It’s been quite a week in the District as we’ve been met with a wave of snowfall unlike we’ve seen in … well… ever! Besides closing most of the area for a week, the snow also caused us to cancel a few of our opening week performances of ORESTES in the Theatre, which resumed performances Thursday night.
Theatre certainly has come a long way since its origins in Ancient Greece, but its influence lives on. ORESTES is one of many Greek tragedies that survives the centuries through translation and performance and sometimes translative adaptation. Anne Washburn’s take on the tragedy about the surviving children of Agamemmnon and Clytemnaestra shows us that a centuries-old play still entertains and educates audiences today.

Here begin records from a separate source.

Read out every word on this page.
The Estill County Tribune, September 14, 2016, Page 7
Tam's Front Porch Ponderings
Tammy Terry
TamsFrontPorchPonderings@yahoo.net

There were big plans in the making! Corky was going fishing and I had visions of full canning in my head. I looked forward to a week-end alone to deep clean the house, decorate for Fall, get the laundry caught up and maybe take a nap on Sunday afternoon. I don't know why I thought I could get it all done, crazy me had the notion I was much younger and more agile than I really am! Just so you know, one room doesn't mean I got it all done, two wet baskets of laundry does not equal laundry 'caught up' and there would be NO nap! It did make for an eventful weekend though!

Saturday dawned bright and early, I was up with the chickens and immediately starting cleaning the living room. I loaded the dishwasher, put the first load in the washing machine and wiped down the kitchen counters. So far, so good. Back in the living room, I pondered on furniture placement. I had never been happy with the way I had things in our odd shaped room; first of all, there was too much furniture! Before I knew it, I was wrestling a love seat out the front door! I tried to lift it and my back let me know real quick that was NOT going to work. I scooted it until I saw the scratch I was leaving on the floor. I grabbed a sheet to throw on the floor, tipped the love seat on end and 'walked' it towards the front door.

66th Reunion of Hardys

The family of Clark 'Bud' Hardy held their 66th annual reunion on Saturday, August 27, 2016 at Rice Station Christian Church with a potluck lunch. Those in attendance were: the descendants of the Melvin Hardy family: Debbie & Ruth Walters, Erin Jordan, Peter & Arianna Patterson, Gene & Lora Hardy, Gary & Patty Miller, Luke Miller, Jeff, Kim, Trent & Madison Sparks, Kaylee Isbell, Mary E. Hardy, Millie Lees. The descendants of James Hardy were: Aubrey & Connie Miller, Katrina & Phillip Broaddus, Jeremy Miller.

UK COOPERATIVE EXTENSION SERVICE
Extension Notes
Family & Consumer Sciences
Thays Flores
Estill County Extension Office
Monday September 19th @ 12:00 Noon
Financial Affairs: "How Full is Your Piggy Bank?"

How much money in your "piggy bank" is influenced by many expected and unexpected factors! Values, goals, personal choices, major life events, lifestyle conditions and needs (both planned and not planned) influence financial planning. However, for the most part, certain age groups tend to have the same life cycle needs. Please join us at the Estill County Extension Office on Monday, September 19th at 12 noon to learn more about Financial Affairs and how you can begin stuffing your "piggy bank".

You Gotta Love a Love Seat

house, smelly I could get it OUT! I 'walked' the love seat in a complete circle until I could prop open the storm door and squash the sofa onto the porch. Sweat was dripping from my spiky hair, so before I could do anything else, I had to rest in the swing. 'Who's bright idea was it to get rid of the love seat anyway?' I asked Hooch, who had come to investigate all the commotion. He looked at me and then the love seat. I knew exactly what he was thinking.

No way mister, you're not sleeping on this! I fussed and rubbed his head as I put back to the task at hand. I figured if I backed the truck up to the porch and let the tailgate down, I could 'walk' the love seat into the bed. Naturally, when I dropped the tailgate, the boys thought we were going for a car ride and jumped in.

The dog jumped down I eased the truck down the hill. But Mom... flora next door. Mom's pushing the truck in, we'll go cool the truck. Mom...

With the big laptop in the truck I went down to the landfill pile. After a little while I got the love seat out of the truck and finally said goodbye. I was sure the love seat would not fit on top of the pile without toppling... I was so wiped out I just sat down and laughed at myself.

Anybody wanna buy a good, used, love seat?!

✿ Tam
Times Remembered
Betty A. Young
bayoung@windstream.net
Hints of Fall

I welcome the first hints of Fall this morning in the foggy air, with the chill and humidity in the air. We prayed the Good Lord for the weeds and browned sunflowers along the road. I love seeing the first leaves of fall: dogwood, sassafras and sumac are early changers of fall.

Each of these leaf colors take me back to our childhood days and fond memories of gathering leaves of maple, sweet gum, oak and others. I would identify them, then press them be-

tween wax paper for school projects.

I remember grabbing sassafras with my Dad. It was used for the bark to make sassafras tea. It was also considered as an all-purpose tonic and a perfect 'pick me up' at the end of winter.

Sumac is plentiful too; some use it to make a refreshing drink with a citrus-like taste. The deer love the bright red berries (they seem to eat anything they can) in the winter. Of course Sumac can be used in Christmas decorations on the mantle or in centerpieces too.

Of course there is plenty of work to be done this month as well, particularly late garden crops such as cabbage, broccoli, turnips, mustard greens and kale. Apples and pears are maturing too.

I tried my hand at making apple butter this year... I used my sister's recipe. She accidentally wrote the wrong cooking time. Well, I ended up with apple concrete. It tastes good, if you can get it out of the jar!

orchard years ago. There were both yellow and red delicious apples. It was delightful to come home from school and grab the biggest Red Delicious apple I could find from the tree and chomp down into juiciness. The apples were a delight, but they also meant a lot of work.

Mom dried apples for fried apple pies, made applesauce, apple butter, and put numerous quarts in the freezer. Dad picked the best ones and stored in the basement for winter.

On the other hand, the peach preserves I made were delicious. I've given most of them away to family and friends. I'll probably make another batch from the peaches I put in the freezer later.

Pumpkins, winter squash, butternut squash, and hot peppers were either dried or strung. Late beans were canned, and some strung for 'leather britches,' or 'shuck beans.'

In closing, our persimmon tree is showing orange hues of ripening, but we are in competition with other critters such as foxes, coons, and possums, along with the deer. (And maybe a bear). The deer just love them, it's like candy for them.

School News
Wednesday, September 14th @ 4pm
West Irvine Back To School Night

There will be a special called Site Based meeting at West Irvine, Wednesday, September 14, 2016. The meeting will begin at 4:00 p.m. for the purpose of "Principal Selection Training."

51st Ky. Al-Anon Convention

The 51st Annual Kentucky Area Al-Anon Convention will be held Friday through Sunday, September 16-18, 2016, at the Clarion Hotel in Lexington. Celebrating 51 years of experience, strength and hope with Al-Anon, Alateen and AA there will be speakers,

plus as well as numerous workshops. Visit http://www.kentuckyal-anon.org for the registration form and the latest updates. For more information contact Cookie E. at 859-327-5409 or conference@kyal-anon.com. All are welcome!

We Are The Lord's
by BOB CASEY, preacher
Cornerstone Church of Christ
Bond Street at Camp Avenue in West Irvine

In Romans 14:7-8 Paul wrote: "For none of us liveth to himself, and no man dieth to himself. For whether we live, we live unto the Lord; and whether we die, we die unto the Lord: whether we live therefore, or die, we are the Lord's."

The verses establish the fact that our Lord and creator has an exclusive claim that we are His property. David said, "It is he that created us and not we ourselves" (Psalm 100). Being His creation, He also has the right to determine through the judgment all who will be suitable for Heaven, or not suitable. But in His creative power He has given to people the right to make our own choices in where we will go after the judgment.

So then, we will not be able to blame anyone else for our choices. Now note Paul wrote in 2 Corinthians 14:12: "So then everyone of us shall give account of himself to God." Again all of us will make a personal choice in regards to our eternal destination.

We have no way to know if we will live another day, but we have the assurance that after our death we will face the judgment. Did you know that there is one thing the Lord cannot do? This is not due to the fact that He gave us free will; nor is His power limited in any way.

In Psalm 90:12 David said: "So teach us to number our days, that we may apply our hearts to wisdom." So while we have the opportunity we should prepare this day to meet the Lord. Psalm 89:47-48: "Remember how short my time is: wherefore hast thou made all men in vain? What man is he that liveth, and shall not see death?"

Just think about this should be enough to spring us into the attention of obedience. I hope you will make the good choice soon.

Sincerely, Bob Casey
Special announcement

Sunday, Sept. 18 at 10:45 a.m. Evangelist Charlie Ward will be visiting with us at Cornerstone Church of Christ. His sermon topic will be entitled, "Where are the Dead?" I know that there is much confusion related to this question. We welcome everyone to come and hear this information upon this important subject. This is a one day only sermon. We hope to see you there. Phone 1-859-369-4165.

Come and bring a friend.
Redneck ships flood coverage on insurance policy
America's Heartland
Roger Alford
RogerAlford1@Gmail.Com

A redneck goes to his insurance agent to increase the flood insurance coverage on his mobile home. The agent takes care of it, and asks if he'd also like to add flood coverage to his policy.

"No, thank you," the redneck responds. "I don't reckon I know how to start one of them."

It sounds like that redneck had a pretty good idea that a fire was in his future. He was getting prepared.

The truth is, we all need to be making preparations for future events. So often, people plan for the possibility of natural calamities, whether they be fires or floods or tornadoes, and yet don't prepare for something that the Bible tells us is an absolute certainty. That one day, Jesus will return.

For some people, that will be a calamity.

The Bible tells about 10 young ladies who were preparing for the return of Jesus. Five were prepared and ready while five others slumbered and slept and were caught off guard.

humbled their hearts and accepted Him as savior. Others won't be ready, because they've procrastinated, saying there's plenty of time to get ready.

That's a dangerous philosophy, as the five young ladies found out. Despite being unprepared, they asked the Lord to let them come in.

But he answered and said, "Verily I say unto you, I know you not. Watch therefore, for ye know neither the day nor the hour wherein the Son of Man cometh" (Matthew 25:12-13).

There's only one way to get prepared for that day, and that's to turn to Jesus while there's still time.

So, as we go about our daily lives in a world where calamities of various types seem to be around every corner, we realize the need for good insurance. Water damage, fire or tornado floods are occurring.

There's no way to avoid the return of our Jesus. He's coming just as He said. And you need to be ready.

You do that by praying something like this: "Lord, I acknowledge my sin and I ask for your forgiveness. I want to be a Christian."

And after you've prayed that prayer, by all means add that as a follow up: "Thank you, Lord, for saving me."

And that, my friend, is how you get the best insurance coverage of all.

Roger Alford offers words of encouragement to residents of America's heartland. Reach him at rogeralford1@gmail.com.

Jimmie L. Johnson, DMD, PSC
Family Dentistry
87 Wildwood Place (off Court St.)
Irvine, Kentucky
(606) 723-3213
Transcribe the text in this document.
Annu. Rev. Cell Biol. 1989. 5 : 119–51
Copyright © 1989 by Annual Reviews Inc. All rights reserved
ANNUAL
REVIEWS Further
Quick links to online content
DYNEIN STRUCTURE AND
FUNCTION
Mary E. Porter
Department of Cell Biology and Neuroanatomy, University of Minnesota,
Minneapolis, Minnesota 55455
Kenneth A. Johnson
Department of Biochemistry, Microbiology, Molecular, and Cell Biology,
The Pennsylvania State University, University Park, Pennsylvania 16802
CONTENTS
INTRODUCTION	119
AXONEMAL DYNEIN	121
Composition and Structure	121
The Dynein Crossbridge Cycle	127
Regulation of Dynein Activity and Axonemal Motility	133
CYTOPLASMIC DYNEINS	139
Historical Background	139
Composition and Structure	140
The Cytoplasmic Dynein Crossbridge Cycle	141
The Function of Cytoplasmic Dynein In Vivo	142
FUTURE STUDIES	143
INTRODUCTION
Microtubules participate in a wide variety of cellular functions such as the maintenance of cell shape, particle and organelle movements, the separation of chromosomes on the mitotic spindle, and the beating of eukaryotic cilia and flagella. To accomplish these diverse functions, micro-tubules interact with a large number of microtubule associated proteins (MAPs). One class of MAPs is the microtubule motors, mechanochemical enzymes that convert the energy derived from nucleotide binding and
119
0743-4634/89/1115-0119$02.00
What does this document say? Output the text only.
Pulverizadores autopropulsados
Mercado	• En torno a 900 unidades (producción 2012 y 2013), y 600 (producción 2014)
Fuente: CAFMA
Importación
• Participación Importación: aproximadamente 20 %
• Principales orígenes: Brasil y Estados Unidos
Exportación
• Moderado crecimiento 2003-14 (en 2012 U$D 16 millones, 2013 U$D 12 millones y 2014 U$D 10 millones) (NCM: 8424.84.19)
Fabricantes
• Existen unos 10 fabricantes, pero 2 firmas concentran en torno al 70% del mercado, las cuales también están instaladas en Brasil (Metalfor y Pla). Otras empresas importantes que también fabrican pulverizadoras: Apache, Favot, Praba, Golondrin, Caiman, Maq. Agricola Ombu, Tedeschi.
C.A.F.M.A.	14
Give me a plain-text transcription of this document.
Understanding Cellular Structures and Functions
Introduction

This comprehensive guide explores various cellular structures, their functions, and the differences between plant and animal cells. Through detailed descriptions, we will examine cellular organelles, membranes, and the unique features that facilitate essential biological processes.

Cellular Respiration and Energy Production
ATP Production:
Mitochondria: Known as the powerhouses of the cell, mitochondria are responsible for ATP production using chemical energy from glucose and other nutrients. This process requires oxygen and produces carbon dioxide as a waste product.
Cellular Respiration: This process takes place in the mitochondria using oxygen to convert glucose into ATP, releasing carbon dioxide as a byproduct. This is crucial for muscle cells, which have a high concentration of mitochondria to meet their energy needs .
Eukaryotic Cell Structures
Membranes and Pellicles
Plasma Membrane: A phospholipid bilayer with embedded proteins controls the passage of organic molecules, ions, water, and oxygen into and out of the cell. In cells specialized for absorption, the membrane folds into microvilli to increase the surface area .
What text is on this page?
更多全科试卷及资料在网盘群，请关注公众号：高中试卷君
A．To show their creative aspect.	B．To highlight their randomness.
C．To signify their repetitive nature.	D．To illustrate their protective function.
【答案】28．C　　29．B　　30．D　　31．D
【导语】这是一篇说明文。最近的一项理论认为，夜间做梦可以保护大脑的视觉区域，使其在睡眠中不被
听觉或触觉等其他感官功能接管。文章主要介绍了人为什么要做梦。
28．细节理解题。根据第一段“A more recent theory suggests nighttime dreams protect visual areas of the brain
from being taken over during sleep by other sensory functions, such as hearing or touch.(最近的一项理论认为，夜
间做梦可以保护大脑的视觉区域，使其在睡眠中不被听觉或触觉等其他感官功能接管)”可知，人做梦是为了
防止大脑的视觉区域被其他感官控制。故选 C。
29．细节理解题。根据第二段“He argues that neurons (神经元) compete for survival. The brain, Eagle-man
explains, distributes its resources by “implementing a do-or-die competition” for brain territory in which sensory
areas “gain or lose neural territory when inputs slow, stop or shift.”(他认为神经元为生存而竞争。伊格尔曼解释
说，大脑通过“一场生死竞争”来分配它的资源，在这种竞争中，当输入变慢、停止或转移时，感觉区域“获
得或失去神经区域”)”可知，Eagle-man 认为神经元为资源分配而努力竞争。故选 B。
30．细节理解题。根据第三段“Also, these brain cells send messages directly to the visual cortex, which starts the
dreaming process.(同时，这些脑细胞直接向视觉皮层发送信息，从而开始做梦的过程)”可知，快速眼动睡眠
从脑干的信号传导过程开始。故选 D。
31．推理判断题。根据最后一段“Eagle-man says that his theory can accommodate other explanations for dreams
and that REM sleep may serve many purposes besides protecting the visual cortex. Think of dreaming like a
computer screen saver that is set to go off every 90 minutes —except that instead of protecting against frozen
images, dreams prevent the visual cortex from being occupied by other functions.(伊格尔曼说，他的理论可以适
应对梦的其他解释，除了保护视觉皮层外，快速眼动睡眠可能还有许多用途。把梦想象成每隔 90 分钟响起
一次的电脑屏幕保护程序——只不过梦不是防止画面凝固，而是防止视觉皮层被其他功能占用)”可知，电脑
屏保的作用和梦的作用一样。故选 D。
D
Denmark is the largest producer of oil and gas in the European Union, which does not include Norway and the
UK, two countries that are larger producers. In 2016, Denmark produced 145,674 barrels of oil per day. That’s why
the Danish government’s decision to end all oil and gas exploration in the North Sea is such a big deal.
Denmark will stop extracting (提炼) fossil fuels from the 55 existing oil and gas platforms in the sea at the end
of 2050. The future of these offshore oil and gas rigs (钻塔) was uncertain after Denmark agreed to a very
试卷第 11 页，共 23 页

Shakespeare’s plays, too, have a certain je ne sais quoi which allows them to stay present in the public eye, and even Shakespeare may have been influenced by Greek Tragedy. Take, for example, HAMLET and ORESTES: They both involve the murder of a king by a relative. The protagonists find themselves denied their fathers’thrones by newly wedded couples. Both Orestes and Hamlet experience periods of madness, and their revenge takes the lives of both the mother and her new husband. Also, both stories place great emphasis on the importance of faithful friendship (in Plyades and Horatio) vs. seeming friendship (in Rosencrantz and Guildenstern, and Menelaus). The primary difference is the end. Orestes follows the convention of the day using adeus ex machina to conjure a happy ending, while Hamletends tragically with almost everyone dying in the final scene.
You can find more information like this in our Study Guide for ORESTES, playing at the Folger until March 7. Do any other plays stick out to you as influenced or similar to a Greek play?
[…] on the story. Other sources do confirm that Shakespeare was also influenced by the Greek tragedies (https://folgereducation.wordpress.com/2010/02/12/the-greeks-and-shakespeare/). Influence on the works of great playwrights, make their genius within human reach, is a feeling I […]
Shakespeare doen’st know greek tragedies, just Seneca and perphaps Plautus. Until Ressaincent the greeks was unknow for west.
[…] Showerman speaks on Folger edu-blog Shakespeare Fellowship President Earl Showerman posted a comment about Greek influences in Hamlet to the Folger Shakespeare Library’s Making a Scene: Shakespeare in the Classroom educational blog on February 14, 2010. Showerman’s commentary supported a February 12, 2010 post by Folger Education Programs Administrative Assistant Caitlin Smith titled, “The Greeks and Shakespeare”. […]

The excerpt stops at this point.